ジャガイモ


 「ひさしぶりです」
 「ひさしぶりさね」
 「この冬、全然姿見えなかったですよ」
 「朝起きるのがおそかったからね」
 「夜が明けるのがおそかったからですね」
 「今は、4時50分ごろ明るくなってきたからね。明るくなったら起きるで」
 「太陽に合わせた生活ですね。そうそう、シモン芋って知ってます?」
 「いや、知らんね」
 「ブラジル原産の芋でね。健康にいいらしいですよ。最近もらいましてね」
 「そうかね。知らないね。ジャガイモを主食にしている人は長生きするだよ」
 「ドイツはジャガイモが主食ですね」
 「ドイツ人の長生きの最高は140歳を超えていたね」
 「ジャガイモはいいですね。まんずおいしい」
 「私はジャガイモはもう植えたよ」
 「そうですか、私はまだ。今日植えます」
 カカシのおっちゃんとの朝の会話。おっちゃんは農業のかたわら元町役場の職員だった。いや、その逆かな、元町役場の職員のかたわら農業をやっていた。今は農業一本。あちこちにカカシを立てまくっている。ヘルメットをかぶった元全共闘のカカシもある。

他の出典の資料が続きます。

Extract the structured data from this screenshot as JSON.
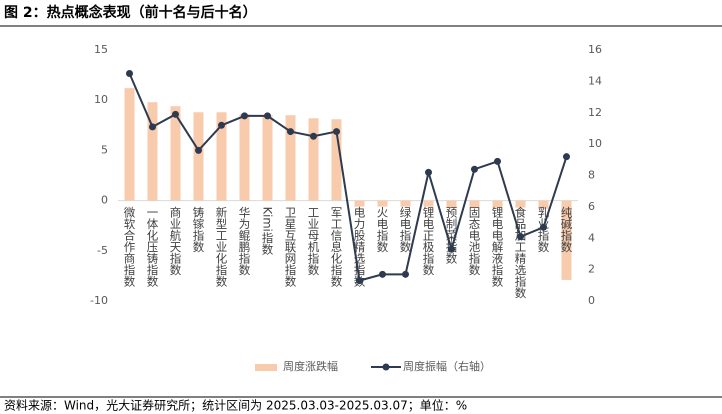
{
  "chart_data": {
    "type": "bar",
    "title": "图 2：热点概念表现（前十名与后十名）",
    "source": "资料来源：Wind，光大证券研究所；统计区间为 2025.03.03-2025.03.07；单位：%",
    "categories": [
      "微软合作商指数",
      "一体化压铸指数",
      "商业航天指数",
      "铸镓指数",
      "新型工业化指数",
      "华为鲲鹏指数",
      "Kimi指数",
      "卫星互联网指数",
      "工业母机指数",
      "军工信息化指数",
      "电力股精选指数",
      "火电指数",
      "绿电指数",
      "锂电正极指数",
      "预制菜指数",
      "固态电池指数",
      "锂电电解液指数",
      "食品加工精选指数",
      "乳业指数",
      "纯碱指数"
    ],
    "series": [
      {
        "name": "周度涨跌幅",
        "type": "bar",
        "color": "#f8cbad",
        "values": [
          11.2,
          9.8,
          9.4,
          8.8,
          8.8,
          8.6,
          8.5,
          8.5,
          8.2,
          8.1,
          -0.6,
          -0.6,
          -0.6,
          -0.6,
          -0.7,
          -0.7,
          -0.7,
          -0.7,
          -0.8,
          -7.9
        ]
      },
      {
        "name": "周度振幅（右轴）",
        "type": "line",
        "axis": "y2",
        "color": "#2e3a4f",
        "values": [
          14.5,
          11.1,
          11.9,
          9.6,
          11.2,
          11.8,
          11.8,
          10.8,
          10.5,
          10.8,
          1.3,
          1.7,
          1.7,
          8.2,
          3.3,
          8.4,
          8.9,
          4.1,
          4.7,
          9.2
        ]
      }
    ],
    "ylim": [
      -10,
      15
    ],
    "yticks": [
      -10,
      -5,
      0,
      5,
      10,
      15
    ],
    "y2lim": [
      0,
      16
    ],
    "y2ticks": [
      0,
      2,
      4,
      6,
      8,
      10,
      12,
      14,
      16
    ]
  }
}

 今年買った種芋の種類は「男爵」と「きたあかり」。一昨日、大きい種芋は包丁で二つに切って灰をまぶして置いてある。植える畝には元肥えに発酵鶏糞を入れた。今日は一日、ジャガイモ植えだった。畝の真ん中に深い溝を掘り、そこに施肥する。肥料の上に土をかぶせ、芋を25センチ間隔で置いていって、20センチほど土をかぶせる。植えていたら、一羽のカラスが2メートルほど離れたところに来て、見守っている。虫かカエルかが出てくるのを待っているのだろう。

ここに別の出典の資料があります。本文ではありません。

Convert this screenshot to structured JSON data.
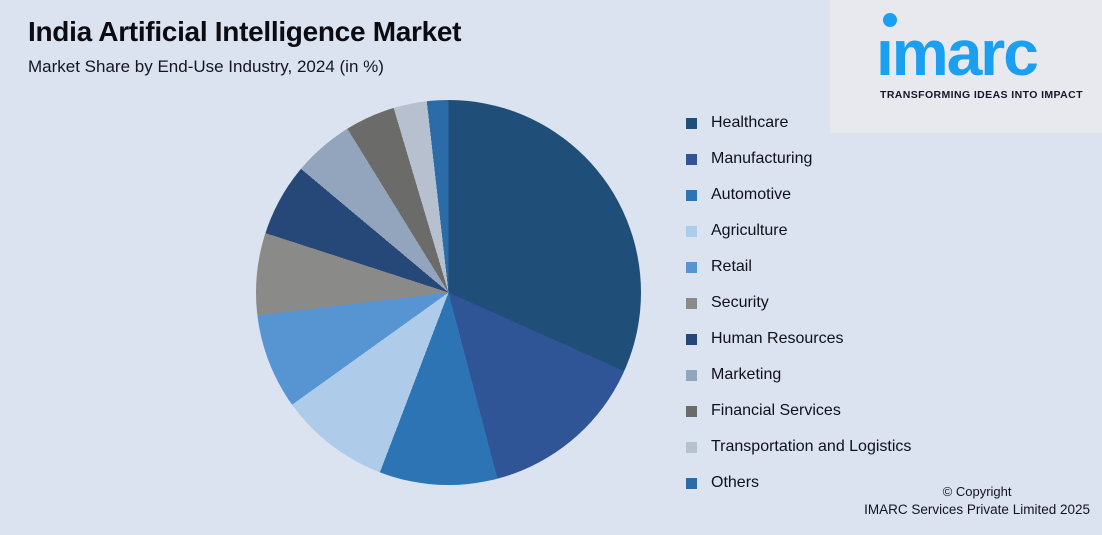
{
  "header": {
    "title": "India Artificial Intelligence Market",
    "subtitle": "Market Share by End-Use Industry, 2024 (in %)"
  },
  "logo": {
    "brand": "imarc",
    "brand_wordmark_dotless": "ımarc",
    "tagline": "TRANSFORMING IDEAS INTO IMPACT",
    "brand_color": "#1b9ff0"
  },
  "chart_data": {
    "type": "pie",
    "title": "India Artificial Intelligence Market",
    "subtitle": "Market Share by End-Use Industry, 2024 (in %)",
    "unit": "%",
    "start_angle_deg": 0,
    "direction": "clockwise",
    "legend_position": "right",
    "data_labels_shown": false,
    "slices": [
      {
        "label": "Healthcare",
        "value": 31.7,
        "color": "#1f4e79"
      },
      {
        "label": "Manufacturing",
        "value": 14.2,
        "color": "#2f5597"
      },
      {
        "label": "Automotive",
        "value": 9.9,
        "color": "#2d74b4"
      },
      {
        "label": "Agriculture",
        "value": 9.3,
        "color": "#aecbe9"
      },
      {
        "label": "Retail",
        "value": 8.0,
        "color": "#5694d2"
      },
      {
        "label": "Security",
        "value": 6.9,
        "color": "#8a8a89"
      },
      {
        "label": "Human Resources",
        "value": 6.1,
        "color": "#264879"
      },
      {
        "label": "Marketing",
        "value": 5.1,
        "color": "#93a5bc"
      },
      {
        "label": "Financial Services",
        "value": 4.2,
        "color": "#6b6b69"
      },
      {
        "label": "Transportation and Logistics",
        "value": 2.8,
        "color": "#b6c0cf"
      },
      {
        "label": "Others",
        "value": 1.8,
        "color": "#2b6ba8"
      }
    ]
  },
  "footer": {
    "line1": "© Copyright",
    "line2": "IMARC Services Private Limited 2025"
  }
}
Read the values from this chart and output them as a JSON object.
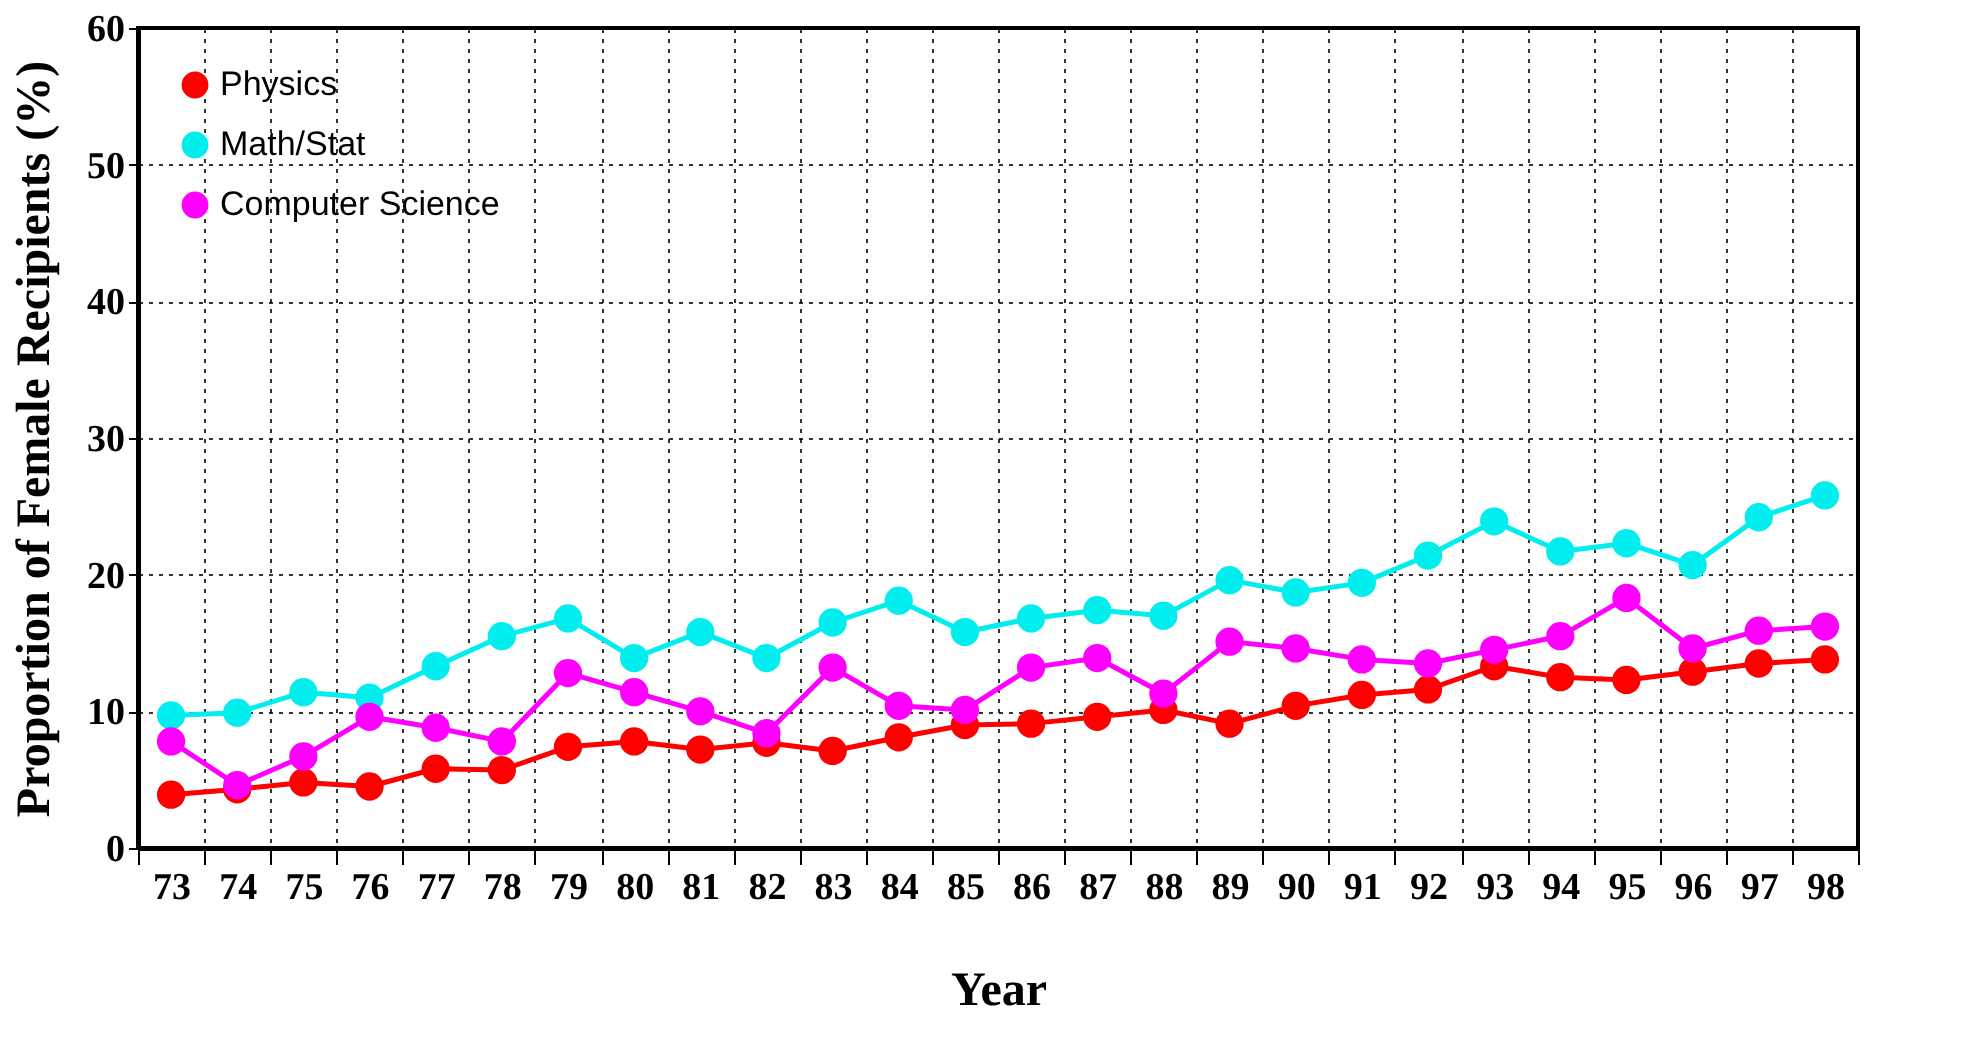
{
  "chart_data": {
    "type": "line",
    "xlabel": "Year",
    "ylabel": "Proportion of Female Recipients (%)",
    "categories": [
      "73",
      "74",
      "75",
      "76",
      "77",
      "78",
      "79",
      "80",
      "81",
      "82",
      "83",
      "84",
      "85",
      "86",
      "87",
      "88",
      "89",
      "90",
      "91",
      "92",
      "93",
      "94",
      "95",
      "96",
      "97",
      "98"
    ],
    "series": [
      {
        "name": "Physics",
        "color": "#ff0000",
        "values": [
          3.9,
          4.3,
          4.8,
          4.5,
          5.8,
          5.7,
          7.4,
          7.8,
          7.2,
          7.7,
          7.1,
          8.1,
          9.0,
          9.1,
          9.6,
          10.1,
          9.1,
          10.4,
          11.2,
          11.6,
          13.3,
          12.5,
          12.3,
          12.9,
          13.5,
          13.8
        ]
      },
      {
        "name": "Math/Stat",
        "color": "#00eeee",
        "values": [
          9.7,
          9.9,
          11.4,
          11.0,
          13.3,
          15.5,
          16.8,
          13.9,
          15.8,
          13.9,
          16.5,
          18.1,
          15.8,
          16.8,
          17.4,
          17.0,
          19.6,
          18.7,
          19.4,
          21.4,
          23.9,
          21.7,
          22.3,
          20.7,
          24.2,
          25.8
        ]
      },
      {
        "name": "Computer Science",
        "color": "#ff00ff",
        "values": [
          7.8,
          4.6,
          6.7,
          9.6,
          8.8,
          7.8,
          12.8,
          11.4,
          10.0,
          8.4,
          13.2,
          10.4,
          10.1,
          13.2,
          13.9,
          11.3,
          15.1,
          14.6,
          13.8,
          13.5,
          14.5,
          15.5,
          18.3,
          14.6,
          15.9,
          16.2
        ]
      }
    ],
    "ylim": [
      0,
      60
    ],
    "yticks": [
      0,
      10,
      20,
      30,
      40,
      50,
      60
    ],
    "grid": true,
    "legend": "top left",
    "marker": "circle",
    "line_style": "solid"
  }
}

 昨年採れたジャガイモ、今は芽がにょきっと出ている。芽をとって、皮付きまるごとふかして、朝食に小さなのを2個食べる。このふかしジャガイモ、素朴でおいしい。
 例のドイツ文学者・小塩節が「ドイツに学ぶ自立的人間のしつけ」(あすなろ書房)で、こんなことを書いていた。

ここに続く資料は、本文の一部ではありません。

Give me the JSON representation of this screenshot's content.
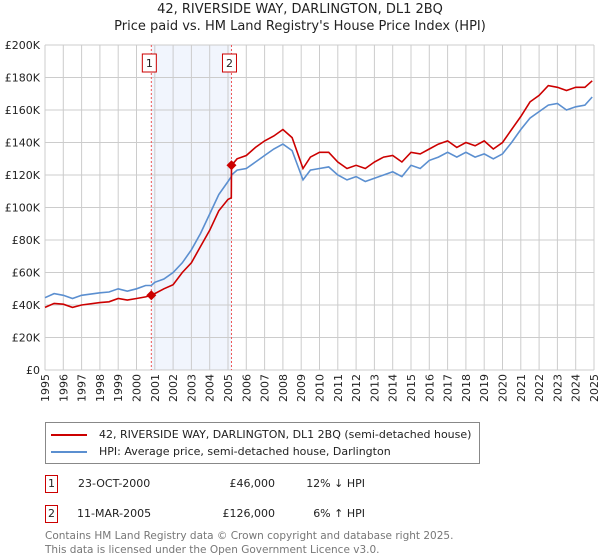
{
  "header": {
    "title": "42, RIVERSIDE WAY, DARLINGTON, DL1 2BQ",
    "subtitle": "Price paid vs. HM Land Registry's House Price Index (HPI)"
  },
  "chart_data": {
    "type": "line",
    "title": "42, RIVERSIDE WAY, DARLINGTON, DL1 2BQ",
    "subtitle": "Price paid vs. HM Land Registry's House Price Index (HPI)",
    "xlim": [
      1995,
      2025
    ],
    "ylim": [
      0,
      200000
    ],
    "x_ticks": [
      "1995",
      "1996",
      "1997",
      "1998",
      "1999",
      "2000",
      "2001",
      "2002",
      "2003",
      "2004",
      "2005",
      "2006",
      "2007",
      "2008",
      "2009",
      "2010",
      "2011",
      "2012",
      "2013",
      "2014",
      "2015",
      "2016",
      "2017",
      "2018",
      "2019",
      "2020",
      "2021",
      "2022",
      "2023",
      "2024",
      "2025"
    ],
    "y_ticks": [
      {
        "value": 0,
        "label": "£0"
      },
      {
        "value": 20000,
        "label": "£20K"
      },
      {
        "value": 40000,
        "label": "£40K"
      },
      {
        "value": 60000,
        "label": "£60K"
      },
      {
        "value": 80000,
        "label": "£80K"
      },
      {
        "value": 100000,
        "label": "£100K"
      },
      {
        "value": 120000,
        "label": "£120K"
      },
      {
        "value": 140000,
        "label": "£140K"
      },
      {
        "value": 160000,
        "label": "£160K"
      },
      {
        "value": 180000,
        "label": "£180K"
      },
      {
        "value": 200000,
        "label": "£200K"
      }
    ],
    "grid": true,
    "x": [
      1995,
      1995.5,
      1996,
      1996.5,
      1997,
      1998,
      1998.5,
      1999,
      1999.5,
      2000,
      2000.5,
      2000.81,
      2001,
      2001.5,
      2002,
      2002.5,
      2003,
      2003.5,
      2004,
      2004.5,
      2005,
      2005.18,
      2005.19,
      2005.5,
      2006,
      2006.5,
      2007,
      2007.5,
      2008,
      2008.5,
      2009.1,
      2009.5,
      2010,
      2010.5,
      2011,
      2011.5,
      2012,
      2012.5,
      2013,
      2013.5,
      2014,
      2014.5,
      2015,
      2015.5,
      2016,
      2016.5,
      2017,
      2017.5,
      2018,
      2018.5,
      2019,
      2019.5,
      2020,
      2020.5,
      2021,
      2021.5,
      2022,
      2022.5,
      2023,
      2023.5,
      2024,
      2024.5,
      2024.9
    ],
    "series": [
      {
        "name": "42, RIVERSIDE WAY, DARLINGTON, DL1 2BQ (semi-detached house)",
        "color": "#cc0000",
        "values": [
          38500,
          41000,
          40500,
          38500,
          40000,
          41500,
          42000,
          44000,
          43000,
          44000,
          45000,
          46000,
          47000,
          50000,
          52500,
          60000,
          66000,
          76000,
          86000,
          98000,
          105000,
          106000,
          126000,
          130000,
          132000,
          137000,
          141000,
          144000,
          148000,
          143000,
          124000,
          131000,
          134000,
          134000,
          128000,
          124000,
          126000,
          124000,
          128000,
          131000,
          132000,
          128000,
          134000,
          133000,
          136000,
          139000,
          141000,
          137000,
          140000,
          138000,
          141000,
          136000,
          140000,
          148000,
          156000,
          165000,
          169000,
          175000,
          174000,
          172000,
          174000,
          174000,
          178000
        ]
      },
      {
        "name": "HPI: Average price, semi-detached house, Darlington",
        "color": "#5b8fd0",
        "values": [
          44500,
          47000,
          46000,
          44000,
          46000,
          47500,
          48000,
          50000,
          48500,
          50000,
          52000,
          52000,
          54000,
          56000,
          60000,
          66000,
          74000,
          84000,
          96000,
          108000,
          116000,
          119000,
          120000,
          123000,
          124000,
          128000,
          132000,
          136000,
          139000,
          135000,
          117000,
          123000,
          124000,
          125000,
          120000,
          117000,
          119000,
          116000,
          118000,
          120000,
          122000,
          119000,
          126000,
          124000,
          129000,
          131000,
          134000,
          131000,
          134000,
          131000,
          133000,
          130000,
          133000,
          140000,
          148000,
          155000,
          159000,
          163000,
          164000,
          160000,
          162000,
          163000,
          168000
        ]
      }
    ],
    "sales": [
      {
        "label": "1",
        "x": 2000.81,
        "value": 46000,
        "date": "23-OCT-2000",
        "price": "£46,000",
        "hpi": "12% ↓ HPI"
      },
      {
        "label": "2",
        "x": 2005.19,
        "value": 126000,
        "date": "11-MAR-2005",
        "price": "£126,000",
        "hpi": "6% ↑ HPI"
      }
    ],
    "legend_placement": "below"
  },
  "legend": {
    "items": [
      {
        "label": "42, RIVERSIDE WAY, DARLINGTON, DL1 2BQ (semi-detached house)",
        "color": "#cc0000"
      },
      {
        "label": "HPI: Average price, semi-detached house, Darlington",
        "color": "#5b8fd0"
      }
    ]
  },
  "footer": {
    "line1": "Contains HM Land Registry data © Crown copyright and database right 2025.",
    "line2": "This data is licensed under the Open Government Licence v3.0."
  }
}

 <ドイツのジャガイモはべとつかない品種で、実に多様なジャガイモ料理は、正直言って日本で想像するよりはるかにおいしい。丸のままゆでて肉や魚に添えたり、皮ごとオーヴンで焼くのもいいが、ドイツ人が好きなのは、いったんゆでたものを薄くスライスし、フライパンでバターでいためた「ブラート・カルトッフェルン」というものだ。キツネ色にわずかに焦げ目のついたものは、それこそほっぺたが落ちそうにうまい。サツマイモはない。>

 今年は去年以上にジャガイモがたくさん採れそうだ。植えた種芋の数がこれまででいちばん多い。
 今日夕方、初ツバメを見た。

 暖気にだまされて初ツバメ到来。気温は夕方から低下。ツバメ君、早く来すぎましたぞよ。